Lost context on resume:

  • Agent re-prompts the LLM after approval but loses the reasoning chain
  • Makes different decisions than it would have if execution had not paused
  • Fix: Store full conversation history and reasoning trace, not just the last message

Approval prompt shows raw JSON:

  • User sees {"action": "delete", "path": "/var/log/app.log", "recursive": false}
  • User has no idea if this is safe or dangerous
  • Fix: Write preview functions that translate parameters into plain English

No audit trail:

  • User approves a request, agent executes it, something breaks
  • No record of what was approved, when, or by whom
  • Fix: Log every approval decision with timestamp, user ID, and full request context

Architecture: Approval Service as a Sidecar

Instead of embedding approval logic in every agent, extract it into a shared service:

┌─────────────┐
│   Agent A   │──┐
└─────────────┘  │
                 ├──► ┌──────────────────┐      ┌──────────────┐
┌─────────────┐  │    │ Approval Service │◄────►│ Notification │
│   Agent B   │──┤    │  - Queue         │      │   Service    │
└─────────────┘  │    │  - Policy Engine │      └──────────────┘
                 │    │  - State Store   │
┌─────────────┐  │    └──────────────────┘
│   Agent C   │──┘            │
└─────────────┘               │

                      ┌──────────────┐
                      │ Audit Log DB │
                      └──────────────┘

Approval Service responsibilities:

  • Queue incoming requests from all agents
  • Apply batching and risk-based routing policies
  • Send notifications (Slack, email, mobile push)
  • Store pending requests with TTL
  • Emit metrics and audit logs
  • Resume agent execution after decision

This centralizes policy enforcement and makes it easier to tune batching windows, risk thresholds, and notification channels without modifying agent code.

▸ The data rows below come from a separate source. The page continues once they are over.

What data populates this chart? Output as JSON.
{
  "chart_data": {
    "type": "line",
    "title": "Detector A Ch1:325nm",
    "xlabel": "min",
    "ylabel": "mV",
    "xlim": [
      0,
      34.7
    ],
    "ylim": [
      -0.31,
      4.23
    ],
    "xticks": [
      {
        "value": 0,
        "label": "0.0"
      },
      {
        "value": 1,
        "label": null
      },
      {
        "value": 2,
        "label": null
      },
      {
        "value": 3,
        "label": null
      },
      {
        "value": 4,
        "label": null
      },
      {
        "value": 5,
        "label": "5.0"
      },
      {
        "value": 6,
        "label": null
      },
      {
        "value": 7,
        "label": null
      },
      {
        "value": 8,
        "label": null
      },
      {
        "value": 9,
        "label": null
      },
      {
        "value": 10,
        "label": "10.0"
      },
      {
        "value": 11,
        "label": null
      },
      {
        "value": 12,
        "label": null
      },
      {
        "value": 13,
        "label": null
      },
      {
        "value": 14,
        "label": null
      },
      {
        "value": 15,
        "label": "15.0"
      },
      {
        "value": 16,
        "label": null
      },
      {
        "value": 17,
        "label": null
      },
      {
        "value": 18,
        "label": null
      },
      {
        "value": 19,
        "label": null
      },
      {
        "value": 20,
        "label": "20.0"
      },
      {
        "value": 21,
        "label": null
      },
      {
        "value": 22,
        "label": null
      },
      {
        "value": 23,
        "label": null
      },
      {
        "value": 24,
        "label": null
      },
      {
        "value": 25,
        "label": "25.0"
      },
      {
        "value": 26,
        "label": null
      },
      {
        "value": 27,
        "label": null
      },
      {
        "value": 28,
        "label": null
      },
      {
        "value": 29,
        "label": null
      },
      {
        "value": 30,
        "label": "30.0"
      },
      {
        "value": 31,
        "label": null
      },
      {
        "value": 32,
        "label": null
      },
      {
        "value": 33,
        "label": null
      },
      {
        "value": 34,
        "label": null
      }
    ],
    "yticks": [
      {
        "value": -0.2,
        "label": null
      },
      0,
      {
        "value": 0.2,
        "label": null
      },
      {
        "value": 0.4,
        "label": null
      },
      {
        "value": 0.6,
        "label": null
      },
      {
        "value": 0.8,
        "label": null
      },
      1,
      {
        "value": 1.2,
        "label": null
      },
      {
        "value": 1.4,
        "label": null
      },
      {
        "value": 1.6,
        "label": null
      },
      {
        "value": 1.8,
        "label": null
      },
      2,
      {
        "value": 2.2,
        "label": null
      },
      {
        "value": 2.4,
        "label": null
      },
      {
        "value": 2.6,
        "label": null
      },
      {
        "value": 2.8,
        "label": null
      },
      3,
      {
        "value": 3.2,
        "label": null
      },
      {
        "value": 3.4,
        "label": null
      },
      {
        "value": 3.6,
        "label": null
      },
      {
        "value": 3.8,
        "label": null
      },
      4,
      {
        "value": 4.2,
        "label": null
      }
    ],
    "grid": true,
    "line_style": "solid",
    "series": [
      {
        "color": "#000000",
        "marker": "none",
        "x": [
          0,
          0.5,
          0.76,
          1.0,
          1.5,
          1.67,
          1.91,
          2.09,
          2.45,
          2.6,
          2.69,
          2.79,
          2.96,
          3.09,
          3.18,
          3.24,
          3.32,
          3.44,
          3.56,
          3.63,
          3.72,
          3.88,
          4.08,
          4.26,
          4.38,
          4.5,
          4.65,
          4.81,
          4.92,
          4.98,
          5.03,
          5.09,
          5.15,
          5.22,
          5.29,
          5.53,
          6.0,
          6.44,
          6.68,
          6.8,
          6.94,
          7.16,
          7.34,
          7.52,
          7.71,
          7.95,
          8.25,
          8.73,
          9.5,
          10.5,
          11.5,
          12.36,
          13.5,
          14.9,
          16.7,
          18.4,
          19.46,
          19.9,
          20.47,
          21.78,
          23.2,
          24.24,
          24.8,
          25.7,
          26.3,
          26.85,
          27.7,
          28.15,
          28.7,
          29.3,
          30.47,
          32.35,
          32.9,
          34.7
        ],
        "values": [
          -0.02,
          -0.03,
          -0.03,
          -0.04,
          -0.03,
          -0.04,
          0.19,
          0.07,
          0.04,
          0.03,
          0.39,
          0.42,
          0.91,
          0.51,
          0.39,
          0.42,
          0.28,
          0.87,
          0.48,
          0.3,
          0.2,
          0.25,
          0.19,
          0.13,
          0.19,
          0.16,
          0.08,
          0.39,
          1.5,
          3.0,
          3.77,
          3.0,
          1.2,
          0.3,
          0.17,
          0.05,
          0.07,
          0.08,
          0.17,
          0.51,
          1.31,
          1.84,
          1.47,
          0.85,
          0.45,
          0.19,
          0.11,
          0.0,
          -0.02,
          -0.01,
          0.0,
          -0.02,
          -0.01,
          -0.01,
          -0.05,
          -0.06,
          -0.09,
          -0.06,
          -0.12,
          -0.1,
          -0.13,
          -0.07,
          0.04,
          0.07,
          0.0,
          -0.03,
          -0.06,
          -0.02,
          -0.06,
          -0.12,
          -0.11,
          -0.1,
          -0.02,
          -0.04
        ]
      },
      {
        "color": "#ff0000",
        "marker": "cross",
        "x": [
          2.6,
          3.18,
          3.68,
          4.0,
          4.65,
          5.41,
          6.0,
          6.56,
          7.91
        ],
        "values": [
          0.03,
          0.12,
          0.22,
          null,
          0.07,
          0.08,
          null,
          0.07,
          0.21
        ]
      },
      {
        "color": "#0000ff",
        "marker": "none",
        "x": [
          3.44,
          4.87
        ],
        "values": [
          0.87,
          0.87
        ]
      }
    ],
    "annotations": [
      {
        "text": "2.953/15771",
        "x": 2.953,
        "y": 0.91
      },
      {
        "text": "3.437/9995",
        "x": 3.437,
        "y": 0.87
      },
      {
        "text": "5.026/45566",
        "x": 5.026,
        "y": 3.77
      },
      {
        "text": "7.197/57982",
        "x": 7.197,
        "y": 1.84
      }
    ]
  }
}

When Permission Fatigue Becomes a Security Incident

The game proves that humans are bad at reading repetitive approval prompts. In production, this leads to:

  • Approving a tool call that deletes production data
  • Granting an agent access to a sensitive API it should not touch
  • Clicking yes on a prompt that was actually a phishing attempt (adversarial prompt injection)

Mitigations:

  • Rate limiting: Cap the number of approval requests per agent per hour
  • Anomaly detection: Flag requests that deviate from the agent’s normal behavior
  • Mandatory delays: Force a 5-second wait before allowing approval on high-risk actions
  • Randomized confirmation: Require the user to type a random word instead of just clicking yes

The game does not implement any of these. It just lets you click yes as fast as you want. Real systems that skip these mitigations end up in incident postmortems.

Technical Verdict

Use human-in-the-loop approval when:

  • Agents interact with production systems or external APIs
  • Compliance requires human oversight for certain actions
  • The cost of a mistake is higher than the cost of interruption

Avoid it when:

  • The agent only reads data or performs idempotent operations
  • Approval latency breaks the user experience (real-time chat, live dashboards)
  • You have not built batching, risk tiers, and observability (you will create permission fatigue and security risk)

The game is a useful reminder that approval prompts are not a security feature if users stop reading them. If your agent system requires more than 3-5 approvals per task, you need better permission scopes, batching policies, or a different trust model.